The motivation for our study came from a brief experiment in which we compared windowing with a decision tree algorithm to windowing with a rule learning algorithm in the noise-free Mushroom domain. This domain contains 8124 examples represented by 22 symbolic attributes. The task is to discriminate between poisonous and edible mushrooms. Figure 2 shows the results of this experiment.
|
The left graph shows the run-time behavior over different training set sizes of C4.5 invoked with its default parameters versus C4.5 invoked with one pass of windowing (parameter setting -t 1). No significant differences can be observed, although windowing seems to eventually achieve a little run-time gain.
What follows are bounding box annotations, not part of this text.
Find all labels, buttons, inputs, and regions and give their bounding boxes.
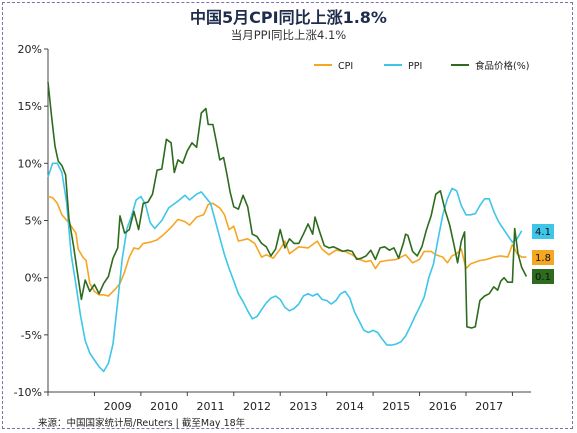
end-label-0: 4.1 <box>535 227 551 238</box>
x-tick-label: 2017 <box>475 400 503 413</box>
series-line-1 <box>47 162 523 373</box>
legend: CPI PPI 食品价格(%) <box>314 60 529 72</box>
y-tick-label: -5% <box>21 329 42 342</box>
chart-subtitle: 当月PPI同比上涨4.1% <box>230 28 347 42</box>
chart-title: 中国5月CPI同比上涨1.8% <box>190 8 387 27</box>
x-tick-label: 2011 <box>197 400 225 413</box>
legend-label-1: PPI <box>408 61 422 72</box>
end-value-labels: 4.1 1.8 0.1 <box>532 224 554 284</box>
x-axis: 2009 2010 2011 2012 2013 2014 2015 2016 2017 <box>47 391 531 413</box>
y-tick-label: 20% <box>18 43 42 56</box>
legend-label-0: CPI <box>338 61 353 72</box>
y-tick-label: 15% <box>18 100 42 113</box>
y-tick-label: 5% <box>25 215 42 228</box>
x-tick-label: 2015 <box>382 400 410 413</box>
y-tick-label: -10% <box>14 386 42 399</box>
end-label-2: 0.1 <box>535 272 551 283</box>
y-axis: 20% 15% 10% 5% 0% -5% -10% <box>14 43 49 399</box>
x-tick-label: 2013 <box>289 400 317 413</box>
x-tick-label: 2009 <box>104 400 132 413</box>
y-tick-label: 10% <box>18 157 42 170</box>
x-tick-label: 2010 <box>150 400 178 413</box>
legend-label-2: 食品价格(%) <box>475 60 529 72</box>
x-tick-label: 2014 <box>336 400 364 413</box>
x-tick-label: 2016 <box>429 400 457 413</box>
y-tick-label: 0% <box>25 272 42 285</box>
end-label-1: 1.8 <box>535 253 551 264</box>
source-note: 来源：中国国家统计局/Reuters | 截至May 18年 <box>38 418 246 429</box>
x-tick-label: 2012 <box>243 400 271 413</box>
end-label-box-0 <box>532 224 554 239</box>
series-lines <box>47 82 528 373</box>
chart-frame <box>2 2 573 429</box>
series-line-0 <box>47 195 527 297</box>
series-line-2 <box>47 82 528 329</box>
end-label-box-1 <box>532 250 554 265</box>
end-label-box-2 <box>532 269 554 284</box>
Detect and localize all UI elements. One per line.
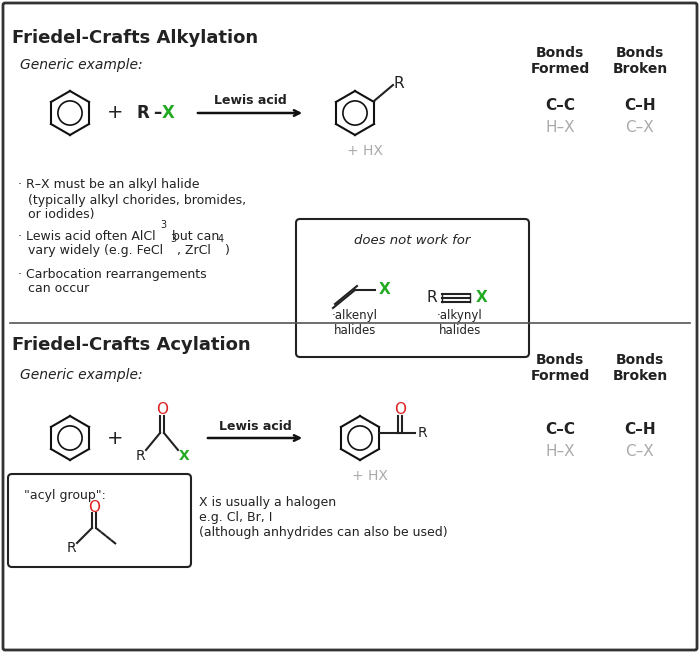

The graph is quite similar to one resulting from experiments with ID3 and windowing shown by [59], so that we believe the differences in the original version of windowing and the one implemented in C4.5 are negligible in this domain. The results are also consistent with those of [53], who, for this domain, reported run-time savings of no more than 15% for windowing with appropriate parameter settings. In any case, it is obvious that the run-time of both C4.5 and C4.5 with windowing grows linearly with the number of training examples.2
On the other hand, the right half of Figure 2 depicts a similar experiment with windowing and DOS, a simple separate-and-conquer rule learning algorithm. DOS3 is basically identical to p FOIL, a propositional version of FOIL [52] that uses information gain as a search heuristic, but no stopping criterion. Our implementation of windowing closely follows the algorithm depicted in Figure 1. The results show a large difference between DOS without windowing, which again takes linear time, and DOS with windowing, which seems to take only constant time for training set sizes of about 3000 examples and above. This surprising constant-time learning behavior can be explained by the fact that if windowing is able to reliably discover a correct theory from a subset of the examples, it will never use more than this amount of examples for learning this theory. The remaining examples are only used for verifying that the learned theory has been correctly learned. These costs, albeit linear in principle, are negligible compared to the costs of learning the correct theory.